Extracellular Vesicles

Chronic Traumatic Encephalopathy (CTE) is a tauopathy that affects individuals with a history of exposure to repetitive head impacts, including National Football League (NFL) players. Extracellular vesicles (EVs) are known to carry tau in Alzheimer's disease and other tauopathies. We examined protein profiles of EVs separated from the plasma of former NFL players at risk for CTE. EVs were separated from the plasma from former NFL players and age-matched controls using size-exclusion chromatography. Label-free quantitative proteomic analysis identified 675 proteins in plasma EVs, and 17 proteins were significantly differentially expressed between former NFL players and controls. Total tau (t-tau) and tau phosphorylated at threonie181 (p-tau181) in plasma-derived EVs were measured by ultrasensitive immunoassay. Level of t-tau and p-tau181 in EVs were significantly different, and the area under the receiver operating characteristic curve (AUC) of t-tau and p-tau181 showed 0.736 and 0.715, respectively.
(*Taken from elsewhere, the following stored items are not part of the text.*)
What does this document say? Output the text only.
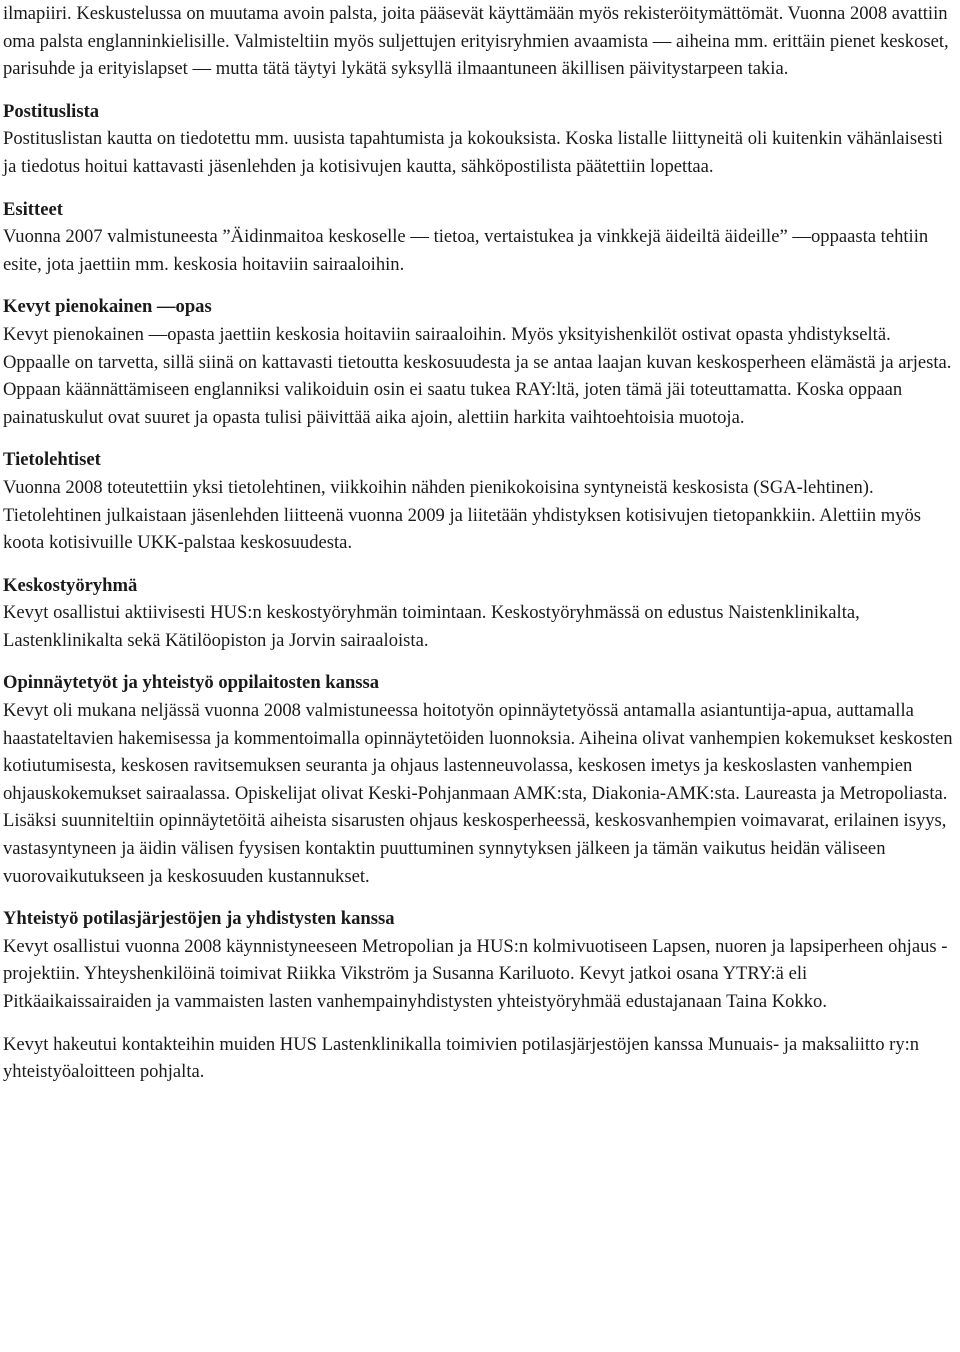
ilmapiiri. Keskustelussa on muutama avoin palsta, joita pääsevät käyttämään myös rekisteröitymättömät. Vuonna 2008 avattiin oma palsta englanninkielisille. Valmisteltiin myös suljettujen erityisryhmien avaamista — aiheina mm. erittäin pienet keskoset, parisuhde ja erityislapset — mutta tätä täytyi lykätä syksyllä ilmaantuneen äkillisen päivitystarpeen takia.

Postituslista
Postituslistan kautta on tiedotettu mm. uusista tapahtumista ja kokouksista. Koska listalle liittyneitä oli kuitenkin vähänlaisesti ja tiedotus hoitui kattavasti jäsenlehden ja kotisivujen kautta, sähköpostilista päätettiin lopettaa.
Esitteet
Vuonna 2007 valmistuneesta ”Äidinmaitoa keskoselle — tietoa, vertaistukea ja vinkkejä äideiltä äideille” —oppaasta tehtiin esite, jota jaettiin mm. keskosia hoitaviin sairaaloihin.
Kevyt pienokainen —opas
Kevyt pienokainen —opasta jaettiin keskosia hoitaviin sairaaloihin. Myös yksityishenkilöt ostivat opasta yhdistykseltä. Oppaalle on tarvetta, sillä siinä on kattavasti tietoutta keskosuudesta ja se antaa laajan kuvan keskosperheen elämästä ja arjesta. Oppaan käännättämiseen englanniksi valikoiduin osin ei saatu tukea RAY:ltä, joten tämä jäi toteuttamatta. Koska oppaan painatuskulut ovat suuret ja opasta tulisi päivittää aika ajoin, alettiin harkita vaihtoehtoisia muotoja.
Tietolehtiset
Vuonna 2008 toteutettiin yksi tietolehtinen, viikkoihin nähden pienikokoisina syntyneistä keskosista (SGA-lehtinen). Tietolehtinen julkaistaan jäsenlehden liitteenä vuonna 2009 ja liitetään yhdistyksen kotisivujen tietopankkiin. Alettiin myös koota kotisivuille UKK-palstaa keskosuudesta.
Keskostyöryhmä
Kevyt osallistui aktiivisesti HUS:n keskostyöryhmän toimintaan. Keskostyöryhmässä on edustus Naistenklinikalta, Lastenklinikalta sekä Kätilöopiston ja Jorvin sairaaloista.
Opinnäytetyöt ja yhteistyö oppilaitosten kanssa
Kevyt oli mukana neljässä vuonna 2008 valmistuneessa hoitotyön opinnäytetyössä antamalla asiantuntija-apua, auttamalla haastateltavien hakemisessa ja kommentoimalla opinnäytetöiden luonnoksia. Aiheina olivat vanhempien kokemukset keskosten kotiutumisesta, keskosen ravitsemuksen seuranta ja ohjaus lastenneuvolassa, keskosen imetys ja keskoslasten vanhempien ohjauskokemukset sairaalassa. Opiskelijat olivat Keski-Pohjanmaan AMK:sta, Diakonia-AMK:sta. Laureasta ja Metropoliasta. Lisäksi suunniteltiin opinnäytetöitä aiheista sisarusten ohjaus keskosperheessä, keskosvanhempien voimavarat, erilainen isyys, vastasyntyneen ja äidin välisen fyysisen kontaktin puuttuminen synnytyksen jälkeen ja tämän vaikutus heidän väliseen vuorovaikutukseen ja keskosuuden kustannukset.
Yhteistyö potilasjärjestöjen ja yhdistysten kanssa
Kevyt osallistui vuonna 2008 käynnistyneeseen Metropolian ja HUS:n kolmivuotiseen Lapsen, nuoren ja lapsiperheen ohjaus -projektiin. Yhteyshenkilöinä toimivat Riikka Vikström ja Susanna Kariluoto. Kevyt jatkoi osana YTRY:ä eli Pitkäaikaissairaiden ja vammaisten lasten vanhempainyhdistysten yhteistyöryhmää edustajanaan Taina Kokko.

Kevyt hakeutui kontakteihin muiden HUS Lastenklinikalla toimivien potilasjärjestöjen kanssa Munuais- ja maksaliitto ry:n yhteistyöaloitteen pohjalta.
Machine learning analysis indicated that a combination of collagen type VI alpha 3 and 1 chain (COL6A3 and COL6A1) and reelin (RELN) can distinguish former NFL players from controls with 85% accuracy (AUC = 0.85). Based on the plasma EV proteomics, these data provide protein profiling of plasma EVs for CTE, and indicate combination of COL6A3, RELN and COL6A1 in plasma EVs may serve as the potential diagnostic biomarkers for CTE.